Rhett-Ying commented 2 years ago

I think what user needs to make sure is the key-value pair should be the same as corresponding value-key pair in reverse_etypes. This is intuitive. does it confuse you?

as51340 commented 2 years ago

Yes, but imagine that you are loading a dataset in which you already have bidirected edges. In that case, the reverse_types flag doesn't work because corresponding edges will not have the same id.

Rhett-Ying commented 2 years ago

could you share a minimum and runnable snippet to elaborate this?

as51340 commented 2 years ago

I think what user needs to make sure is the key-value pair should be the same as corresponding value-key pair in reverse_etypes. This is intuitive. does it confuse you?

No, I am fine with that but here https://discuss.dgl.ai/t/exclude-eids-in-edgedataloader/1552 it also says that edge -> and its reverse edge <- should have the same id(in a heterogeneous graph with different edge types) and I think this should be included in the documentation.
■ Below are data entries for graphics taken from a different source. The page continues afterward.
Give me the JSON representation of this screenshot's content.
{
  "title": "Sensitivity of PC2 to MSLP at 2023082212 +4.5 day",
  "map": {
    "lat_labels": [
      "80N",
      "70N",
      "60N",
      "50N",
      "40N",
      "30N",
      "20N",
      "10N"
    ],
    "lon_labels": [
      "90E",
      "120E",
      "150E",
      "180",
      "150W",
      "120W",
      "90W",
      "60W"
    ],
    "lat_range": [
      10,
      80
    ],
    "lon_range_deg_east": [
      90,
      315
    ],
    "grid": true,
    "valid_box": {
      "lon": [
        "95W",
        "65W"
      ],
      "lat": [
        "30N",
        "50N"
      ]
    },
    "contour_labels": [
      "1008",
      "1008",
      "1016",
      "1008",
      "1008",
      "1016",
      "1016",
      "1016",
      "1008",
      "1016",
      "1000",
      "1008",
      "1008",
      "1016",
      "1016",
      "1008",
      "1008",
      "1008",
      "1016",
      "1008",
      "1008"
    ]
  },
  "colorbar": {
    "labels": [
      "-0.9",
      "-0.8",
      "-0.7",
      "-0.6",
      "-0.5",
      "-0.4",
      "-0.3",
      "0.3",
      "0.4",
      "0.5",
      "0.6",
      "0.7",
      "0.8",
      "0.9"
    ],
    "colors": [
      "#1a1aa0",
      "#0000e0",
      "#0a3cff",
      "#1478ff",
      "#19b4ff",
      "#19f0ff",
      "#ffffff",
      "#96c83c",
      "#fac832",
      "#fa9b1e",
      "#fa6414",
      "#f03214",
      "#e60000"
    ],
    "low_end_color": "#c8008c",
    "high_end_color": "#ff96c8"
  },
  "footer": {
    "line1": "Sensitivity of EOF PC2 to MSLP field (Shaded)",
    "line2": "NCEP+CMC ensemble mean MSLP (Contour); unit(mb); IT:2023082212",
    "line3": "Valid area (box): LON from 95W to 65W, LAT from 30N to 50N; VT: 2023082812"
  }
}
as51340 commented 2 years ago

could you share a minimum and runnable snippet to elaborate this

I don't have runnable but I can give you an example which I encountered. Let's say that you are loading a graph from a graph database in which nodes are connected with edges in both directions. The most logical way to convert a graph from graph databases to DGLGraph is to iterate over nodes and their out_edges or in_edges. It is really hard(or more to say computationally inefficient) to search for each edge you encounter, its reverse edge pair and hence construct a graph in which edge and reverse_edge have the same id.

Rhett-Ying commented 2 years ago

Let's add clarity into doc. It's great if you can help do this.